Never route INFO or WARNING to the same channel as CRITICAL.

Key Takeaways (Memorize These!)

  • A canonical event schema is the prerequisite for SIEM correlation — schema drift silently breaks detection rules.

  • Prometheus label cardinality is a security issue, not just an operational one — high-cardinality sensitive labels create an unintended data exposure path.

  • Tail-based sampling for security traces is mandatory — a security event that is sampled out cannot be investigated.

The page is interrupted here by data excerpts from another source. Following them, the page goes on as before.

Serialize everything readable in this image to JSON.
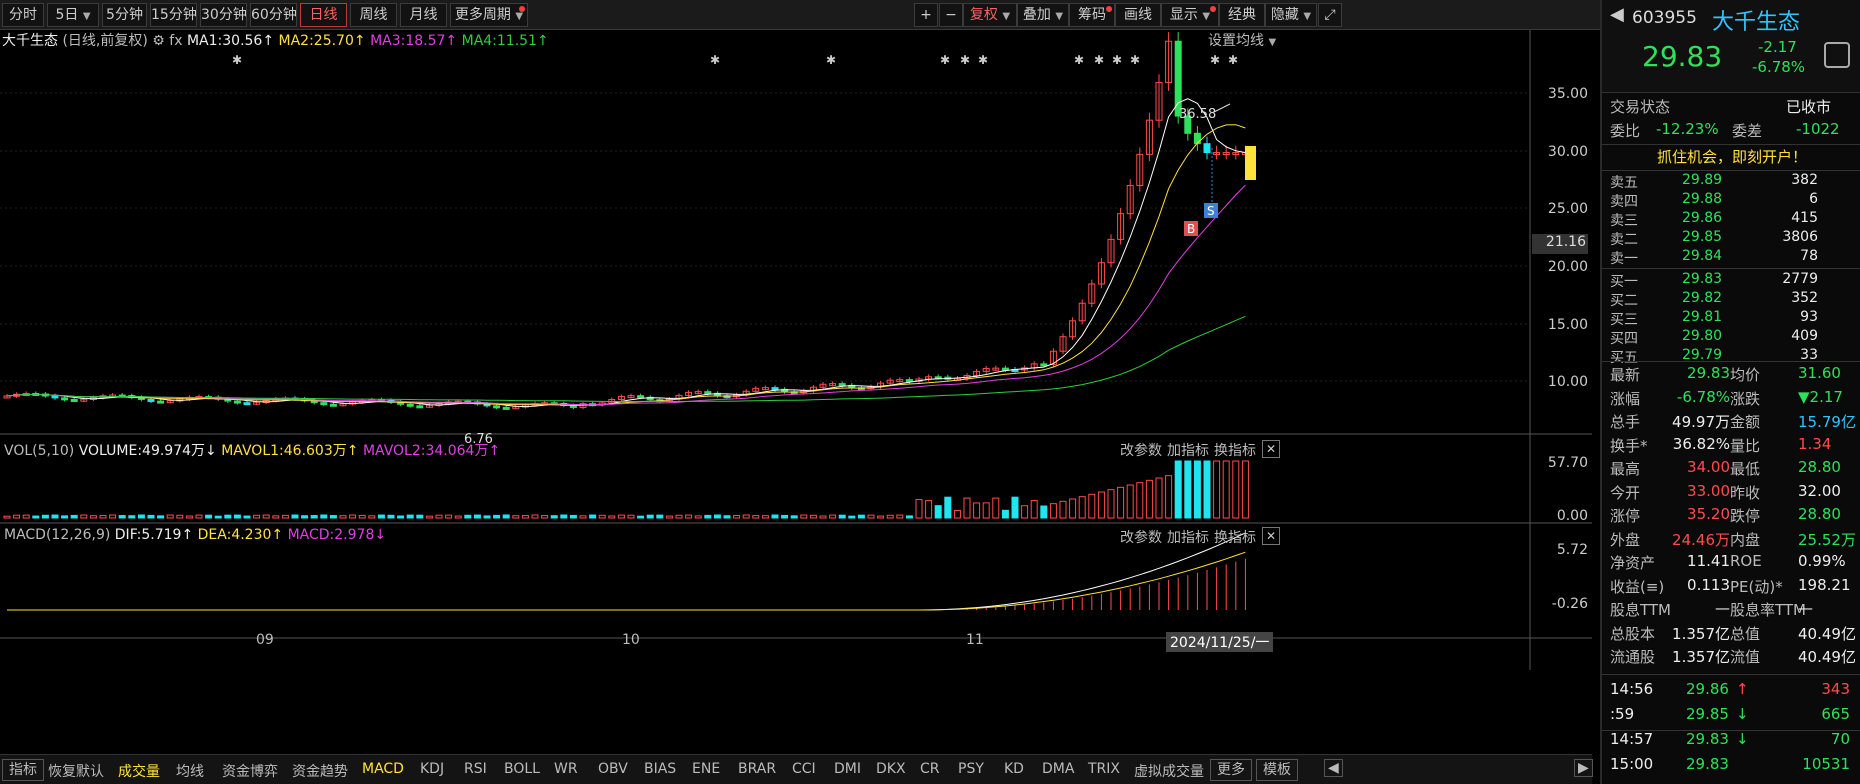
{
  "toolbar": {
    "periods": [
      "分时",
      "5日",
      "5分钟",
      "15分钟",
      "30分钟",
      "60分钟",
      "日线",
      "周线",
      "月线",
      "更多周期"
    ],
    "active_period": "日线",
    "right_buttons": [
      "+",
      "−",
      "复权",
      "叠加",
      "筹码",
      "画线",
      "显示",
      "经典",
      "隐藏"
    ],
    "fullscreen_icon": "expand-icon"
  },
  "chart_header": {
    "name": "大千生态",
    "mode": "(日线,前复权)",
    "ma1": "MA1:30.56",
    "ma2": "MA2:25.70",
    "ma3": "MA3:18.57",
    "ma4": "MA4:11.51",
    "settings": "设置均线"
  },
  "price_axis": [
    "35.00",
    "30.00",
    "25.00",
    "20.00",
    "15.00",
    "10.00"
  ],
  "price_marker": "21.16",
  "annotations": {
    "high": "36.58",
    "low": "6.76",
    "buy": "B",
    "sell": "S"
  },
  "vol_header": {
    "name": "VOL(5,10)",
    "volume": "VOLUME:49.974万",
    "mavol1": "MAVOL1:46.603万",
    "mavol2": "MAVOL2:34.064万"
  },
  "vol_axis": [
    "57.70",
    "0.00"
  ],
  "macd_header": {
    "name": "MACD(12,26,9)",
    "dif": "DIF:5.719",
    "dea": "DEA:4.230",
    "macd": "MACD:2.978"
  },
  "macd_axis": [
    "5.72",
    "-0.26"
  ],
  "panel_buttons": [
    "改参数",
    "加指标",
    "换指标"
  ],
  "time_axis": [
    "09",
    "10",
    "11"
  ],
  "time_cursor": "2024/11/25/一",
  "bottom_tabs": [
    "指标",
    "恢复默认",
    "成交量",
    "均线",
    "资金博弈",
    "资金趋势",
    "MACD",
    "KDJ",
    "RSI",
    "BOLL",
    "WR",
    "OBV",
    "BIAS",
    "ENE",
    "BRAR",
    "CCI",
    "DMI",
    "DKX",
    "CR",
    "PSY",
    "KD",
    "DMA",
    "TRIX",
    "虚拟成交量",
    "更多",
    "模板"
  ],
  "colors": {
    "up": "#ff4b4b",
    "down": "#2ee05a",
    "ma1": "#ffffff",
    "ma2": "#ffe13b",
    "ma3": "#e040e0",
    "ma4": "#2ecc40",
    "cyan": "#1ee6f0"
  },
  "quote": {
    "code": "603955",
    "name": "大千生态",
    "price": "29.83",
    "change": "-2.17",
    "change_pct": "-6.78%",
    "status_label": "交易状态",
    "status_value": "已收市",
    "weibi_label": "委比",
    "weibi_value": "-12.23%",
    "weicha_label": "委差",
    "weicha_value": "-1022",
    "promo": "抓住机会，即刻开户！",
    "asks": [
      {
        "label": "卖五",
        "price": "29.89",
        "vol": "382"
      },
      {
        "label": "卖四",
        "price": "29.88",
        "vol": "6"
      },
      {
        "label": "卖三",
        "price": "29.86",
        "vol": "415"
      },
      {
        "label": "卖二",
        "price": "29.85",
        "vol": "3806"
      },
      {
        "label": "卖一",
        "price": "29.84",
        "vol": "78"
      }
    ],
    "bids": [
      {
        "label": "买一",
        "price": "29.83",
        "vol": "2779"
      },
      {
        "label": "买二",
        "price": "29.82",
        "vol": "352"
      },
      {
        "label": "买三",
        "price": "29.81",
        "vol": "93"
      },
      {
        "label": "买四",
        "price": "29.80",
        "vol": "409"
      },
      {
        "label": "买五",
        "price": "29.79",
        "vol": "33"
      }
    ],
    "stats": [
      {
        "l1": "最新",
        "v1": "29.83",
        "c1": "green",
        "l2": "均价",
        "v2": "31.60",
        "c2": "green"
      },
      {
        "l1": "涨幅",
        "v1": "-6.78%",
        "c1": "green",
        "l2": "涨跌",
        "v2": "▼2.17",
        "c2": "green"
      },
      {
        "l1": "总手",
        "v1": "49.97万",
        "c1": "white",
        "l2": "金额",
        "v2": "15.79亿",
        "c2": "cyan"
      },
      {
        "l1": "换手*",
        "v1": "36.82%",
        "c1": "white",
        "l2": "量比",
        "v2": "1.34",
        "c2": "red"
      },
      {
        "l1": "最高",
        "v1": "34.00",
        "c1": "red",
        "l2": "最低",
        "v2": "28.80",
        "c2": "green"
      },
      {
        "l1": "今开",
        "v1": "33.00",
        "c1": "red",
        "l2": "昨收",
        "v2": "32.00",
        "c2": "white"
      },
      {
        "l1": "涨停",
        "v1": "35.20",
        "c1": "red",
        "l2": "跌停",
        "v2": "28.80",
        "c2": "green"
      },
      {
        "l1": "外盘",
        "v1": "24.46万",
        "c1": "red",
        "l2": "内盘",
        "v2": "25.52万",
        "c2": "green"
      },
      {
        "l1": "净资产",
        "v1": "11.41",
        "c1": "white",
        "l2": "ROE",
        "v2": "0.99%",
        "c2": "white"
      },
      {
        "l1": "收益(≡)",
        "v1": "0.113",
        "c1": "white",
        "l2": "PE(动)*",
        "v2": "198.21",
        "c2": "white"
      },
      {
        "l1": "股息TTM",
        "v1": "—",
        "c1": "white",
        "l2": "股息率TTM",
        "v2": "—",
        "c2": "white"
      },
      {
        "l1": "总股本",
        "v1": "1.357亿",
        "c1": "white",
        "l2": "总值",
        "v2": "40.49亿",
        "c2": "white"
      },
      {
        "l1": "流通股",
        "v1": "1.357亿",
        "c1": "white",
        "l2": "流值",
        "v2": "40.49亿",
        "c2": "white"
      }
    ],
    "ticks": [
      {
        "time": "14:56",
        "price": "29.86",
        "arrow": "↑",
        "vol": "343",
        "pc": "green",
        "ac": "red",
        "vc": "red"
      },
      {
        "time": ":59",
        "price": "29.85",
        "arrow": "↓",
        "vol": "665",
        "pc": "green",
        "ac": "green",
        "vc": "green"
      },
      {
        "time": "14:57",
        "price": "29.83",
        "arrow": "↓",
        "vol": "70",
        "pc": "green",
        "ac": "green",
        "vc": "green"
      },
      {
        "time": "15:00",
        "price": "29.83",
        "arrow": "",
        "vol": "10531",
        "pc": "green",
        "ac": "green",
        "vc": "green"
      }
    ]
  }
}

  • Alert fatigue is a security failure with the same practical outcome as having no alerts — precision measurement and tiered routing are not optional.

You now have observability that is designed for agentic platforms: high-signal, low-noise, tamper-evident, and cardinality-safe. When something goes wrong, the right people know within minutes, with full forensic context already available in the WORM trail. This turns detection from a hope into a reliable, measurable capability.